HASAKAH, Syria — North and East Syria’s Gozarto (Jazira) is commonly referred to as “Syria’s Breadbasket”. However, due to decreased rainfall, the restriction of water flows by Turkey, and the loss of agricultural land to the October 2019 Turkish invasion of the region, crop yields this year are expected to be poor.
A SuroyoTV correspondent in Tel Tamr, a predominantly Syriac–Assyrian town situated along the Khabur River, interviewed several farmers about the hurdles they have faced this year.
“All farmers in the region have faced a tough season as a result of rainfall decline which negatively affected agricultural crops and raised concerns about an economic crisis,” said one farmer.

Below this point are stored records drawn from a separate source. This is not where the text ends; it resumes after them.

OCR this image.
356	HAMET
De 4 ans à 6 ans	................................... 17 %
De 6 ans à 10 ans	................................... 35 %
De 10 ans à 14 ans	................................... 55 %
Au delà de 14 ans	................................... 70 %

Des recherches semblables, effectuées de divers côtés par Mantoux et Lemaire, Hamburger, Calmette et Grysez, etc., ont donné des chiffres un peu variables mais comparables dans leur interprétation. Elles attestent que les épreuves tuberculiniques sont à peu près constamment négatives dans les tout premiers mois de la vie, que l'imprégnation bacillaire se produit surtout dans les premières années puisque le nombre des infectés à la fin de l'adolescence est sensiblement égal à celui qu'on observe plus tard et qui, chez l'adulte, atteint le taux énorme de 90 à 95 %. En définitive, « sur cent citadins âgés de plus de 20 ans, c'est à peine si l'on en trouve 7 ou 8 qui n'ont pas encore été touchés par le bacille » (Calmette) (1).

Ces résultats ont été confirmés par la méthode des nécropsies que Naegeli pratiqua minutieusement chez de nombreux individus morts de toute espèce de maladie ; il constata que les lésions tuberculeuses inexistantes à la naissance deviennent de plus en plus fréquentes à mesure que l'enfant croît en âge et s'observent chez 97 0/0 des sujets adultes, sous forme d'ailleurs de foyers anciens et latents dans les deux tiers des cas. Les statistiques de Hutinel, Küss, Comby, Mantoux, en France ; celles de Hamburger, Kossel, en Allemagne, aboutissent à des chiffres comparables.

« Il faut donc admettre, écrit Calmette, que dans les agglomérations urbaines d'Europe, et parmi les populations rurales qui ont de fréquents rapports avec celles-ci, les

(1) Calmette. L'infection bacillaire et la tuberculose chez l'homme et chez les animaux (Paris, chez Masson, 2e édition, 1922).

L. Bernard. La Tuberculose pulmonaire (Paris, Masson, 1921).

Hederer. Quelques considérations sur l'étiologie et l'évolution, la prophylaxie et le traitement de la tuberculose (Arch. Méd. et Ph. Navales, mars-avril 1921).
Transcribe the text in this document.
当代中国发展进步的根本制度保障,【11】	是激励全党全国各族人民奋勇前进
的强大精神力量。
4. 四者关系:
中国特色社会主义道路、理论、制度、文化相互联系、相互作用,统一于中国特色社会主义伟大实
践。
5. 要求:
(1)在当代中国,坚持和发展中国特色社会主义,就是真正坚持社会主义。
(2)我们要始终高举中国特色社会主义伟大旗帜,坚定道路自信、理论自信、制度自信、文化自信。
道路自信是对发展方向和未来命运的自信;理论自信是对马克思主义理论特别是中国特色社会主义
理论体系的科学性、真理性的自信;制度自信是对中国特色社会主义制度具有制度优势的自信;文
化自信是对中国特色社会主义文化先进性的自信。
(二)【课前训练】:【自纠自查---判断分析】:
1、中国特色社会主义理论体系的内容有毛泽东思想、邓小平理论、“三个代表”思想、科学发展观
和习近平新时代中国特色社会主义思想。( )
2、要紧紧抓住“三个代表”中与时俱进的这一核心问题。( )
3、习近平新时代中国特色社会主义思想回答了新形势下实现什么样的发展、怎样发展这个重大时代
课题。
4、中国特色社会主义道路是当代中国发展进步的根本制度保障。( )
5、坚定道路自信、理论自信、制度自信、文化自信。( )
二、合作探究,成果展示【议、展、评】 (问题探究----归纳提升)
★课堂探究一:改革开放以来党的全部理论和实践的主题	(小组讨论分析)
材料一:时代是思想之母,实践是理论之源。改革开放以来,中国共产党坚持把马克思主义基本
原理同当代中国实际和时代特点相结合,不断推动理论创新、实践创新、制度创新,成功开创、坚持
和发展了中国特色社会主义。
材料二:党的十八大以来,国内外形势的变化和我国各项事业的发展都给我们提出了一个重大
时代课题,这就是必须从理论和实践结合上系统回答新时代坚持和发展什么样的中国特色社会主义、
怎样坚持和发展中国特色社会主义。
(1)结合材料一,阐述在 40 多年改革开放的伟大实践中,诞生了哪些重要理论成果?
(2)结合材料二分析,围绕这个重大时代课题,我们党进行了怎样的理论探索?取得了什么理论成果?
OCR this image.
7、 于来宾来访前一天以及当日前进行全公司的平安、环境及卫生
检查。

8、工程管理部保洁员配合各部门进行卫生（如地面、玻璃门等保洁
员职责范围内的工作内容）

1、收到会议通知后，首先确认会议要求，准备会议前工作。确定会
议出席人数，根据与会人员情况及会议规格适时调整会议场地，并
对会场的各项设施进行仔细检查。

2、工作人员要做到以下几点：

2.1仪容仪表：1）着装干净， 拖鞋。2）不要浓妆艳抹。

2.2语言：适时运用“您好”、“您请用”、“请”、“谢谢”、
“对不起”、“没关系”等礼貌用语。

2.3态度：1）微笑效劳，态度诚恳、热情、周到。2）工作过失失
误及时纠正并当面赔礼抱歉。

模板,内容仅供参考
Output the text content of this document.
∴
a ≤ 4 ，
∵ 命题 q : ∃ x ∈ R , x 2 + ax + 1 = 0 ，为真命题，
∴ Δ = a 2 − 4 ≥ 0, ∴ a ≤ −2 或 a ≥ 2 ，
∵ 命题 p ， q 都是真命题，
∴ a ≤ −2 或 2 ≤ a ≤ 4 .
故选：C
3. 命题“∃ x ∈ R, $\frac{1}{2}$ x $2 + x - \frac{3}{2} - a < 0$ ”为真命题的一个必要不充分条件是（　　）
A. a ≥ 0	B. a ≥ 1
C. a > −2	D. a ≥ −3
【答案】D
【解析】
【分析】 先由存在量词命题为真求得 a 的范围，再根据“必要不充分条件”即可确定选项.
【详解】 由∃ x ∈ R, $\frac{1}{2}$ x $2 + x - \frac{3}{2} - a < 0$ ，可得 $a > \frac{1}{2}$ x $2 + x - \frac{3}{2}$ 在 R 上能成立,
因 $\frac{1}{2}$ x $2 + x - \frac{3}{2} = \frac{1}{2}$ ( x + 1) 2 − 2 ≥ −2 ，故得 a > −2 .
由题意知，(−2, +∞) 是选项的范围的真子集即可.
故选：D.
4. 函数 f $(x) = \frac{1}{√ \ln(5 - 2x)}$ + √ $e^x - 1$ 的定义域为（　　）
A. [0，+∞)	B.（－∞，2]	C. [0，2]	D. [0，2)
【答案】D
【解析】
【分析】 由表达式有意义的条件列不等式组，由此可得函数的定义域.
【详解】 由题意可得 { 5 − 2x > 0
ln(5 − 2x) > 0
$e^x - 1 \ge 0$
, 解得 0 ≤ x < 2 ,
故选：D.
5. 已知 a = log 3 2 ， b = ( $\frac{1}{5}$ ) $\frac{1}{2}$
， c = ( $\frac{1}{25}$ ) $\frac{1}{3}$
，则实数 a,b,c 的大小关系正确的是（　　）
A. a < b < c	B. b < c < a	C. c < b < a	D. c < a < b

Farmers have used the waters of the Khabur River to help irrigate their crops in the absence of sufficient rainfall in the past. However, the severely low levels of the Khabur have prevented that this year.
Regarding alternative solutions, another farmer told SuroyoTV that, “In the past, I found alternative solutions by opening artesian wells in the area but they are now under the control of the Turkish-backed groups.”
“We also used to use the water of the Khabur for watering the crops from Rish Ayno (Ras al-Ayn) to Hasakah, but this year we lost large agricultural areas due to the control of the Turkish-backed mercenaries,” he added.
A looming food crisis has emerged due to the lack of cultivated areas on the one hand and low levels of rainfall on the other. North and East Syria, like the rest of country, has been in the grips of both an economic and health crisis. Farmers are waiting for emergency solutions from the Democratic Autonomous Administration (DAA) that governs the region. Given the de facto embargos imposed by Turkey and the Syrian regime on the region, it is unclear how much aid the DAA will be able to provide farmers and avert a wheat shortage.